PACT Act now fully enforceable
BUFFALO, N.Y. - U.S. Attorney William J. Hochul, Jr. and Alcohol, Tobacco, Firearms and Explosives New York Field Division Special Agent in Charge Joseph A. Anarumo announced today that after nearly three years of litigation, the lawsuit seeking to stop the federal law aimed at restricting the internet sales of cigarettes and sales to children has ended with the dismissal of several Native American cigarette retailers’ claims.
In June of 2010, Red Earth, LLC., d/b/a Seneca Smokeshop, and the Seneca Free Trade Association (“SFTA”), which represent over 140 Seneca owned smoke shops, sued the federal government to stop the enforcement of the new federal law, referred to as the PACT Act (Prevent All Cigarette Trafficking), just days before it was to go into effect. In July 2010, U.S. District Judge Richard J. Arcara issued a preliminary injunction preventing the United States from enforcing certain sections of the PACT Act relating to the collection of state taxes on cigarette sales and other state regulations. Judge Arcara upheld other portions of the PACT Act, including a ban on retailers using the United States Postal Service to mail cigarettes.
The Government and plaintiffs both appealed to the Second Circuit Court of Appeals which upheld Judge Arcara’s preliminary injunction and referred the case back to the district court for trial and the district court litigation continued. However, in April of this year, the SFTA discontinued its claims and asked that its lawsuit be dismissed. In addition, on June 7, 2013, Judge Arcara dismissed the remaining Red Earth claims pursuant to an agreement between the U.S. Attorney’s Office and Red Earth.
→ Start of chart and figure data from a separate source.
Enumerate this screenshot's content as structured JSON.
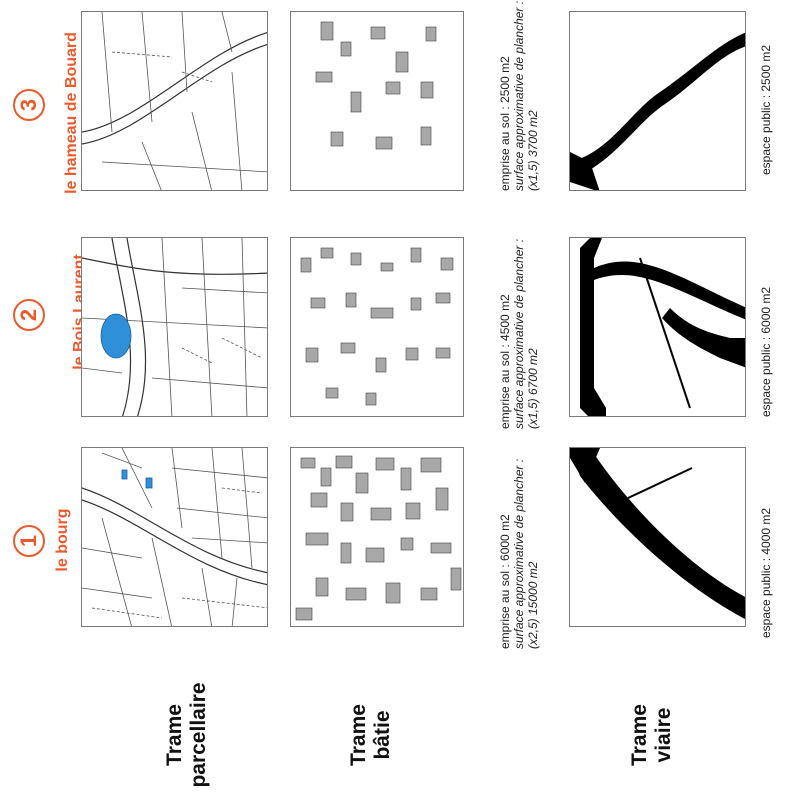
{
  "rows": {
    "parcellaire": [
      "Trame",
      "parcellaire"
    ],
    "batie": [
      "Trame",
      "bâtie"
    ],
    "viaire": [
      "Trame",
      "viaire"
    ]
  },
  "sites": [
    {
      "number": "1",
      "name": "le bourg",
      "emprise": "emprise au sol : 6000 m2",
      "surface_label": "surface approximative de plancher :",
      "surface_value": "(x2,5) 15000 m2",
      "espace_public": "espace public : 4000 m2"
    },
    {
      "number": "2",
      "name": "le Bois Laurent",
      "emprise": "emprise au sol : 4500 m2",
      "surface_label": "surface approximative de plancher :",
      "surface_value": "(x1,5) 6700 m2",
      "espace_public": "espace public : 6000 m2"
    },
    {
      "number": "3",
      "name": "le hameau de Bouard",
      "emprise": "emprise au sol : 2500 m2",
      "surface_label": "surface approximative de plancher :",
      "surface_value": "(x1,5) 3700 m2",
      "espace_public": "espace public : 2500 m2"
    }
  ],
  "colors": {
    "accent": "#ec5a2b",
    "building": "#a8a8a8",
    "water": "#2f8fd8",
    "road": "#000000"
  }
}
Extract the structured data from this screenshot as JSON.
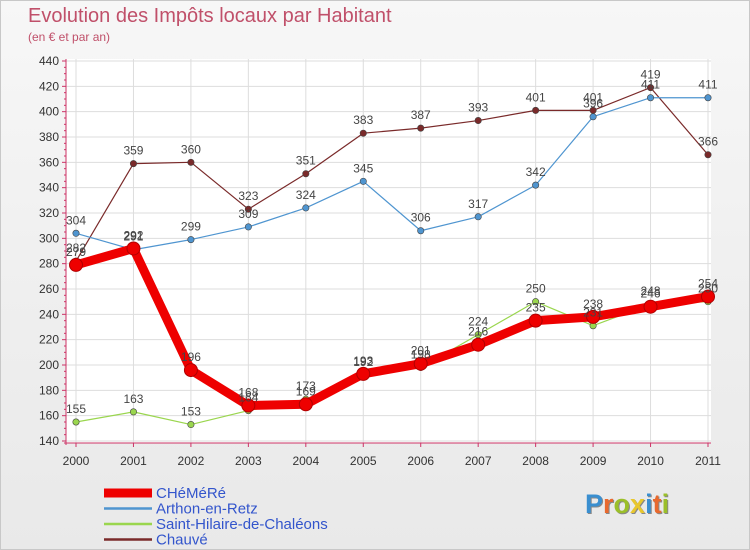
{
  "header": {
    "title": "Evolution des Impôts locaux par Habitant",
    "subtitle": "(en € et par an)"
  },
  "logo": {
    "text": "Proxiti",
    "letters": [
      {
        "ch": "P",
        "color": "#3a8fd0"
      },
      {
        "ch": "r",
        "color": "#e8692e"
      },
      {
        "ch": "o",
        "color": "#9bbf2a"
      },
      {
        "ch": "x",
        "color": "#e8c72e"
      },
      {
        "ch": "i",
        "color": "#3a8fd0"
      },
      {
        "ch": "t",
        "color": "#e8692e"
      },
      {
        "ch": "i",
        "color": "#9bbf2a"
      }
    ]
  },
  "chart_data": {
    "type": "line",
    "title": "Evolution des Impôts locaux par Habitant",
    "subtitle": "(en € et par an)",
    "x": [
      "2000",
      "2001",
      "2002",
      "2003",
      "2004",
      "2005",
      "2006",
      "2007",
      "2008",
      "2009",
      "2010",
      "2011"
    ],
    "ylim": [
      140,
      440
    ],
    "yticks": [
      140,
      160,
      180,
      200,
      220,
      240,
      260,
      280,
      300,
      320,
      340,
      360,
      380,
      400,
      420,
      440
    ],
    "grid": true,
    "legend_placement": "bottom-left",
    "series": [
      {
        "name": "CHéMéRé",
        "color": "#ee0000",
        "values": [
          279,
          292,
          196,
          168,
          169,
          193,
          201,
          216,
          235,
          238,
          246,
          254
        ],
        "labels": [
          "279",
          "292",
          "196",
          "168",
          "169",
          "193",
          "201",
          "216",
          "235",
          "238",
          "246",
          "254"
        ]
      },
      {
        "name": "Arthon-en-Retz",
        "color": "#4f95d0",
        "values": [
          304,
          291,
          299,
          309,
          324,
          345,
          306,
          317,
          342,
          396,
          411,
          411
        ],
        "labels": [
          "304",
          "291",
          "299",
          "309",
          "324",
          "345",
          "306",
          "317",
          "342",
          "396",
          "411",
          "411"
        ]
      },
      {
        "name": "Saint-Hilaire-de-Chaléons",
        "color": "#9ad64e",
        "values": [
          155,
          163,
          153,
          164,
          173,
          192,
          198,
          224,
          250,
          231,
          248,
          250
        ],
        "labels": [
          "155",
          "163",
          "153",
          "164",
          "173",
          "192",
          "198",
          "224",
          "250",
          "231",
          "248",
          "250"
        ]
      },
      {
        "name": "Chauvé",
        "color": "#7a2a2a",
        "values": [
          282,
          359,
          360,
          323,
          351,
          383,
          387,
          393,
          401,
          401,
          419,
          366
        ],
        "labels": [
          "282",
          "359",
          "360",
          "323",
          "351",
          "383",
          "387",
          "393",
          "401",
          "401",
          "419",
          "366"
        ]
      }
    ]
  }
}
The dismissal also vacated the earlier preliminary injunction which essentially means that the full scope of the PACT Act can now be enforced nationwide by the federal government.
"With the end of this litigation, the federal government can now begin to enforce the full breadth and scope of the PACT Act and help insure that our nation’s children are protected from the sales of cigarettes to minors,” said U.S. Attorney Hochul. “The PACT Act will also allow for the proper tax revenues to be collected on the sales of cigarettes by each state, revenues which will be used to finance additional health programs to combat the devastating health effects felt by Americans due to the availability of cheap cigarettes.”
“The PACT Act was passed to combat interstate trafficking in untaxed tobacco which has been found to deprive governments of billions of tax dollars and to fund organized criminal activity,” said Alcohol, Tobacco, Firearms and Explosives Special Agent in Charge Joseph A. Anarumo. “We are pleased that the Government will finally be able to use this important legislative tool.”
The PACT Act litigation was handled by Assistant U.S. Attorney and Civil Division Chief Mary E. Fleming, Assistant U.S. Attorney Richard D. Kaufman, Special Assistant U.S. Attorneys Jeffrey A. Cohen and Matthew Myerson of the ATF Office of Chief Counsel and the Department of Justice’s Consumer Litigation Attorney Gerald Kell.